Li claims A Conference badminton title

Li claims A Conference badminton title

By Nelson Coffin

Rita Li did not falter in her first A Conference badminton final.

Instead, the Friends sophomore flourished while claiming a No. 1 singles individual title on Friday at Roland Park Country School.

Although Li defeated Alina Lemke, 21-7, 21-4, to finish the season unbeaten and mostly unchallenged, the Roland Park freshman scored nearly three times as many points against the Quaker star than two previous opponents did combined in the quarterfinal and semifinal rounds.

At 5-feet-10, Li’s wing span, agility, athleticism and experience — the international transfer student played year-round in China — make her a formidable opponent.

“She has all the shots,” Friends coach Tom Buck said. “She has an excellent smash, a great drop and her backhand is as strong as her forehand. I don’t see any weaknesses.”

Buck said that Li’s teammates do not feel threatened by her prowess.

“They adore her,” he said. “They really appreciate her. I see a lot of socialization going on with her and her teammates.”

Friends senior Jocelyn Gann said that that she was excited to welcome her new teammate and nervous about playing against her.

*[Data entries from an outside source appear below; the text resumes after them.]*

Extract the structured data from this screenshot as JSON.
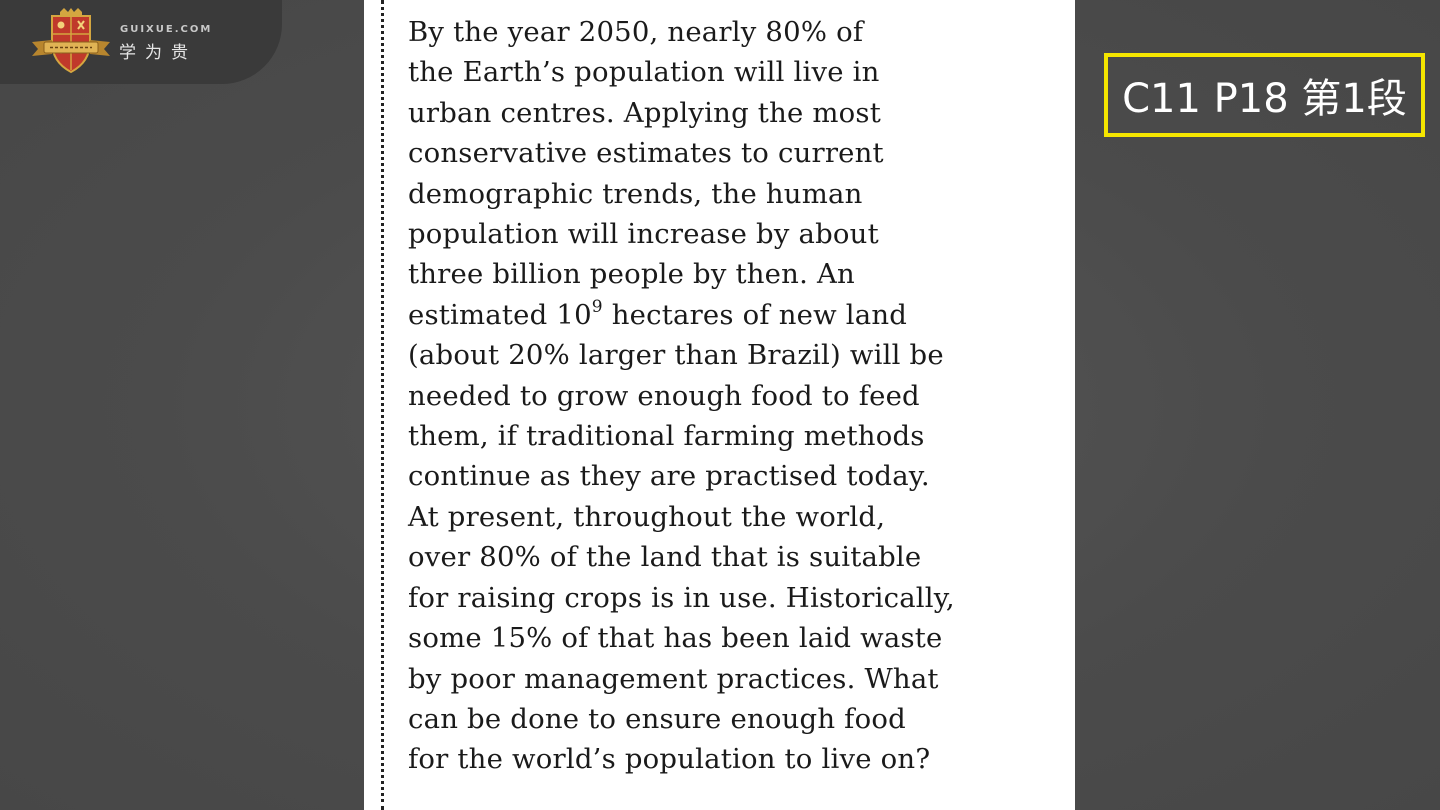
{
  "logo": {
    "domain": "GUIXUE.COM",
    "name_cn": "学为贵"
  },
  "reference": {
    "label": "C11 P18 第1段"
  },
  "passage": {
    "lines": [
      "By the year 2050, nearly 80% of",
      "the Earth’s population will live in",
      "urban centres. Applying the most",
      "conservative estimates to current",
      "demographic trends, the human",
      "population will increase by about",
      "three billion people by then. An",
      {
        "before": "estimated 10",
        "sup": "9",
        "after": " hectares of new land"
      },
      "(about 20% larger than Brazil) will be",
      "needed to grow enough food to feed",
      "them, if traditional farming methods",
      "continue as they are practised today.",
      "At present, throughout the world,",
      "over 80% of the land that is suitable",
      "for raising crops is in use. Historically,",
      "some 15% of that has been laid waste",
      "by poor management practices. What",
      "can be done to ensure enough food",
      "for the world’s population to live on?"
    ]
  },
  "colors": {
    "background": "#4b4b4b",
    "page": "#ffffff",
    "reference_border": "#f5e600",
    "logo_red": "#c0392b",
    "logo_gold": "#d4a640"
  }
}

“I had heard a lot about her,” Gann said. “She’s good enough that she can help to teach us. She’s super helpful. I could see how good she was when she played against our assistant coach (Vincent Nguy). With her length, she has a great lunge. She doesn’t have to move as much as we do to get to a shot.”

Roland Park coach Jane Seibert said that Li is far and away the most accomplished player in the league.

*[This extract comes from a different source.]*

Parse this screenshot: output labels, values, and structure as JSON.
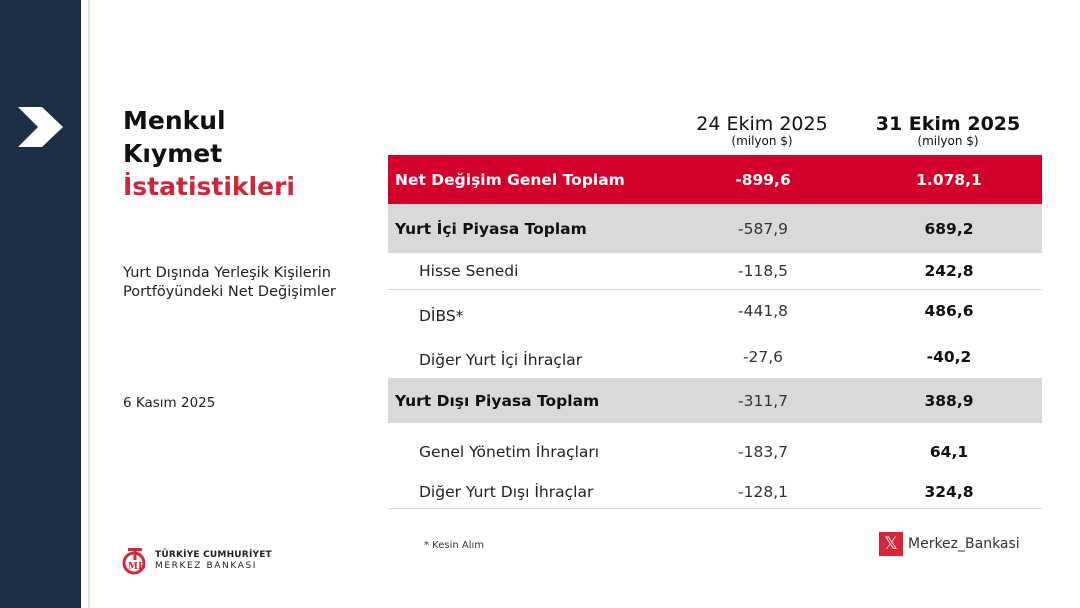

“Her finesse is at a totally different level,” said Seibert, whose Reds captured the A Conference team crown.

Buck said that he didn’t know that Li was joining the team until just before the season.

“I didn’t believe how good she was until I saw her play,” he said.

For Li, though, there were other major challenges while transitioning from a school in China to Friends, according to an article by athletic coordinator Ken Zalis on the Friends School website.

“The hardest part is the language,” Li said in an interview with Zalis. “For the first month at Friends, I could hardly understand what the teachers said in class. The homework took me more than two hours a night to finish and the [10-day] schedule is very different — the classes are longer. Here, students move from one classroom to another instead of the teachers moving.

“Collection, Meeting for Worship, and advisory are also all new to me,” she adds. “I did not talk often in the first few months at Friends because I was nervous. Now I feel more confident; I am used to the schedule. and I am able to understand what the teachers are saying in class, but I still have a little difficulty in English. Also, I talk more than before and have made many friends. Everything is getting better each day. I like Friends a lot.”